Cork Coroner’s Court was told she had not been wearing a helmet at the time of the accident.

Mary had been staying with relatives at Kilbarry Cottages on the Old Mallow Road, Cork, for several days.

She left the house at about 2pm on Sunday afternoon to go for a ride on the bike.

The 18-speed mountain bike, designed for boys, had been bought just a month earlier.

Tony Ahern told coroner Dr Myra Cullinane that he was sitting in his car at traffic lights at the junction of the Old Whitechurch Road, Old Mallow Road and Red Forge Road near Blackpool when he saw the bike speed across the road in front of him, and slam into a stone wall near Garvey’s Bridge.

He said he did not see Mary make any attempt to brake.

Martin Dunne, who was also parked at the junction, said he saw the little girl come down the hill, wrestling with the bike’s handle bars as if she was trying to turn right.

“The bars were shaking in her hands,” he said. “I thought she was frightened as opposed to the handle bars not working.”

The bike had come down the Old Mallow Road hill, sped across the junction, hit a curb, flinging Mary over the handle bars headfirst into a stone wall.

The accident site was about 270 metres downhill from her relatives’ house.

She was taken to CUH but never regained consciousness.
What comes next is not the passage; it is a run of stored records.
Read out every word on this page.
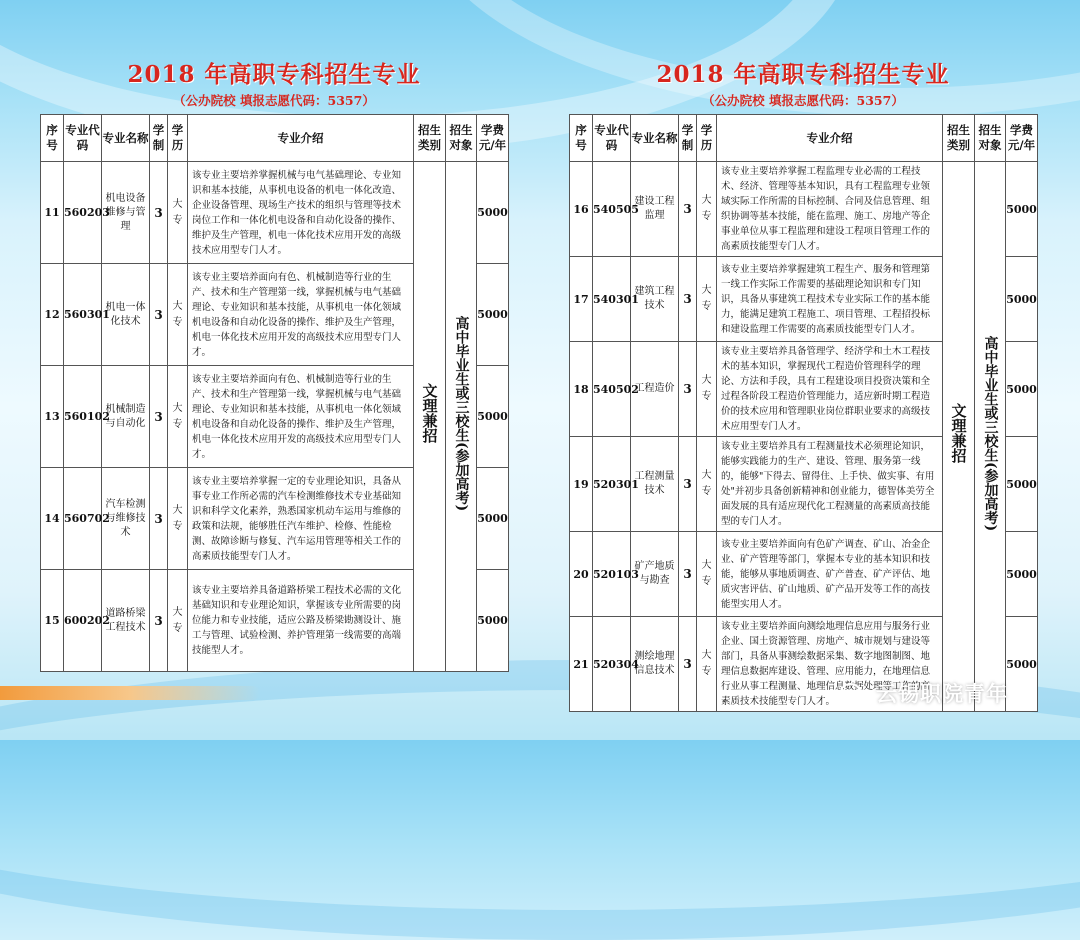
2018 年高职专科招生专业
（公办院校 填报志愿代码：5357）
序号	专业代码	专业名称	学制	学历	专业介绍	招生类别	招生对象	学费元/年
11	560203	机电设备维修与管理	3	大专	该专业主要培养掌握机械与电气基础理论、专业知识和基本技能，从事机电设备的机电一体化改造、企业设备管理、现场生产技术的组织与管理等技术岗位工作和一体化机电设备和自动化设备的操作、维护及生产管理，机电一体化技术应用开发的高级技术应用型专门人才。	文理兼招	高中毕业生或三校生(参加高考)	5000
12	560301	机电一体化技术	3	大专	该专业主要培养面向有色、机械制造等行业的生产、技术和生产管理第一线，掌握机械与电气基础理论、专业知识和基本技能，从事机电一体化领域机电设备和自动化设备的操作、维护及生产管理，机电一体化技术应用开发的高级技术应用型专门人才。			5000
13	560102	机械制造与自动化	3	大专	该专业主要培养面向有色、机械制造等行业的生产、技术和生产管理第一线，掌握机械与电气基础理论、专业知识和基本技能，从事机电一体化领域机电设备和自动化设备的操作、维护及生产管理，机电一体化技术应用开发的高级技术应用型专门人才。			5000
14	560702	汽车检测与维修技术	3	大专	该专业主要培养掌握一定的专业理论知识，具备从事专业工作所必需的汽车检测维修技术专业基础知识和科学文化素养，熟悉国家机动车运用与维修的政策和法规，能够胜任汽车维护、检修、性能检测、故障诊断与修复、汽车运用管理等相关工作的高素质技能型专门人才。			5000
15	600202	道路桥梁工程技术	3	大专	该专业主要培养具备道路桥梁工程技术必需的文化基础知识和专业理论知识，掌握该专业所需要的岗位能力和专业技能，适应公路及桥梁勘测设计、施工与管理、试验检测、养护管理第一线需要的高端技能型人才。			5000
2018 年高职专科招生专业
（公办院校 填报志愿代码：5357）
序号	专业代码	专业名称	学制	学历	专业介绍	招生类别	招生对象	学费元/年
16	540505	建设工程监理	3	大专	该专业主要培养掌握工程监理专业必需的工程技术、经济、管理等基本知识，具有工程监理专业领域实际工作所需的目标控制、合同及信息管理、组织协调等基本技能，能在监理、施工、房地产等企事业单位从事工程监理和建设工程项目管理工作的高素质技能型专门人才。	文理兼招	高中毕业生或三校生(参加高考)	5000
17	540301	建筑工程技术	3	大专	该专业主要培养掌握建筑工程生产、服务和管理第一线工作实际工作需要的基础理论知识和专门知识，具备从事建筑工程技术专业实际工作的基本能力，能满足建筑工程施工、项目管理、工程招投标和建设监理工作需要的高素质技能型专门人才。			5000
18	540502	工程造价	3	大专	该专业主要培养具备管理学、经济学和土木工程技术的基本知识，掌握现代工程造价管理科学的理论、方法和手段，具有工程建设项目投资决策和全过程各阶段工程造价管理能力，适应新时期工程造价的技术应用和管理职业岗位群职业要求的高级技术应用型专门人才。			5000
19	520301	工程测量技术	3	大专	该专业主要培养具有工程测量技术必须理论知识，能够实践能力的生产、建设、管理、服务第一线的，能够"下得去、留得住、上手快、做实事、有用处"并初步具备创新精神和创业能力，德智体美劳全面发展的具有适应现代化工程测量的高素质高技能型的专门人才。			5000
20	520103	矿产地质与勘查	3	大专	该专业主要培养面向有色矿产调查、矿山、冶金企业、矿产管理等部门，掌握本专业的基本知识和技能，能够从事地质调查、矿产普查、矿产评估、地质灾害评估、矿山地质、矿产品开发等工作的高技能型实用人才。			5000
21	520304	测绘地理信息技术	3	大专	该专业主要培养面向测绘地理信息应用与服务行业企业、国土资源管理、房地产、城市规划与建设等部门，具备从事测绘数据采集、数字地图制图、地理信息数据库建设、管理、应用能力，在地理信息行业从事工程测量、地理信息数据处理等工作的高素质技术技能型专门人才。			5000
云锡职院青年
She died 11 days later of multiple skull fractures and severe brain trauma.

A forensic examination showed the bike, its tires and brakes were in perfect working order before the accident.

Forensic collision investigator, Garda Mark O’Connor, said there was no evidence she used her brakes before impact.

And he said if Mary had freewheeled from the house, she could theoretically have been travelling at up to 77 kilometres (about 50mph) at the time of impact.

The jury of two men and four women returned a verdict of accidental death.

Mary’s father, Edward, was in court with four relatives for the inquest but declined to comment afterwards.